Griffin is a 20.5 kg (45 pounds) glide bomb that has a 5.9 kg (13 pound) warhead. Griffin has a greater range (15 kilometers) than Hellfire because of pop-out wings that allow it to glide after launch. Griffin uses laser, GPS, and inertial guidance. The Hellfire II missile has been around a lot longer, weighs 48.2 kg (106 pounds), carries a 9 kg (20 pound) warhead, and has a range of 8,000 meters.
The big thing with gunships is their sensors, not their weapons. Operating at night the gunships can see what is going on below in great detail. Using onboard weapons gunships can immediately engage targets. But with the appearance of smart bombs (GPS and laser guided), aerial weapons are more available to hit any target that is found.
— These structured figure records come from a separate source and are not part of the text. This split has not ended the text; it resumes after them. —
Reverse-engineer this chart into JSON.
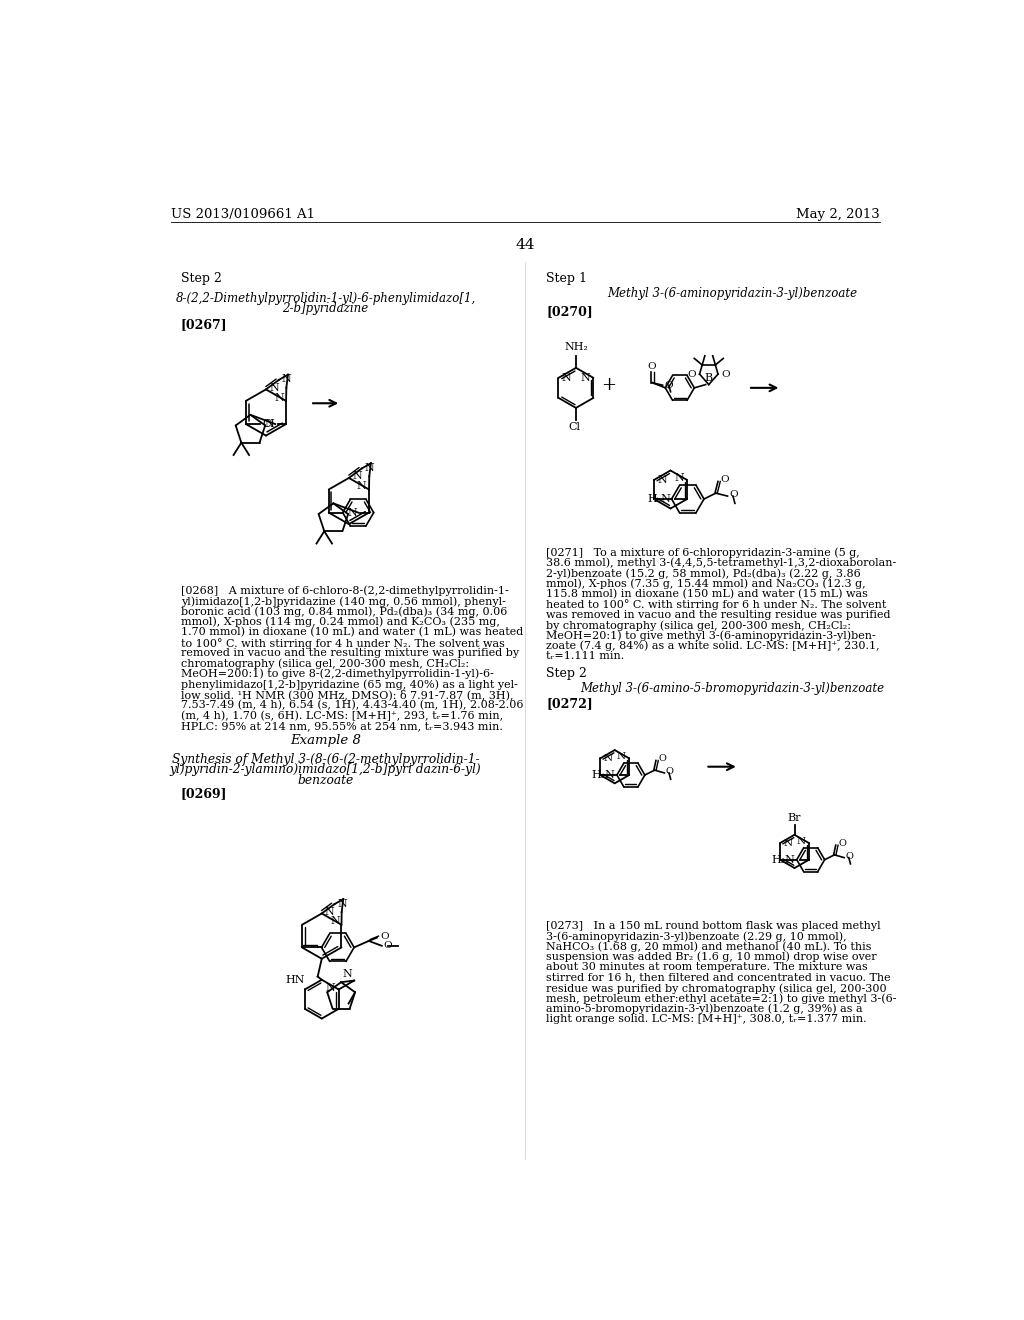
{
  "background_color": "#ffffff",
  "header_left": "US 2013/0109661 A1",
  "header_right": "May 2, 2013",
  "page_number": "44"
}
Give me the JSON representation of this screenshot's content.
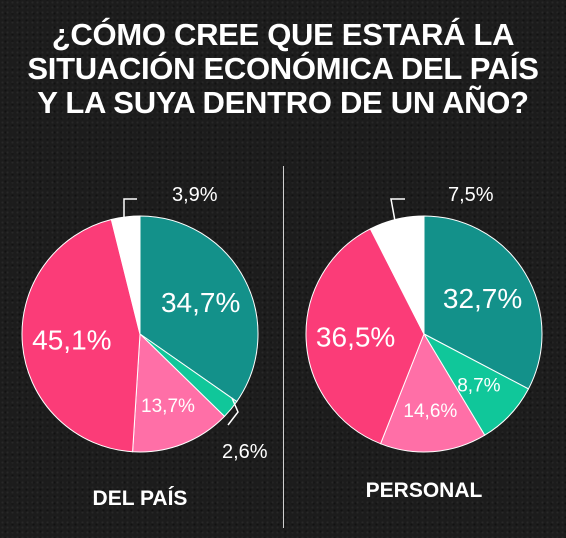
{
  "title_lines": [
    "¿CÓMO CREE QUE ESTARÁ LA",
    "SITUACIÓN ECONÓMICA DEL PAÍS",
    "Y LA SUYA DENTRO DE UN AÑO?"
  ],
  "colors": {
    "background": "#1c1c1c",
    "teal": "#13918a",
    "green": "#10c79a",
    "pink": "#ff6fa7",
    "magenta": "#fb3c78",
    "white": "#ffffff"
  },
  "chart_data": [
    {
      "type": "pie",
      "title": "DEL PAÍS",
      "slices": [
        {
          "label": "34,7%",
          "value": 34.7,
          "color": "#13918a"
        },
        {
          "label": "2,6%",
          "value": 2.6,
          "color": "#10c79a"
        },
        {
          "label": "13,7%",
          "value": 13.7,
          "color": "#ff6fa7"
        },
        {
          "label": "45,1%",
          "value": 45.1,
          "color": "#fb3c78"
        },
        {
          "label": "3,9%",
          "value": 3.9,
          "color": "#ffffff"
        }
      ]
    },
    {
      "type": "pie",
      "title": "PERSONAL",
      "slices": [
        {
          "label": "32,7%",
          "value": 32.7,
          "color": "#13918a"
        },
        {
          "label": "8,7%",
          "value": 8.7,
          "color": "#10c79a"
        },
        {
          "label": "14,6%",
          "value": 14.6,
          "color": "#ff6fa7"
        },
        {
          "label": "36,5%",
          "value": 36.5,
          "color": "#fb3c78"
        },
        {
          "label": "7,5%",
          "value": 7.5,
          "color": "#ffffff"
        }
      ]
    }
  ]
}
So Harvest Hawk would be able to hit targets that were "time sensitive" (had to be hit before they got away) but could also call on smart bombs or laser guided missiles for targets that weren't going anywhere right away. Most of what Harvest Hawk did in Afghanistan was look for roadside bombs or the guys who plant them. The marines wanted to track the bomb planters back to their base and then take out an entire roadside bomb operation. This worked quite well and Harvest Hawk may be returning to Iraq to use what it learned in Afghanistan.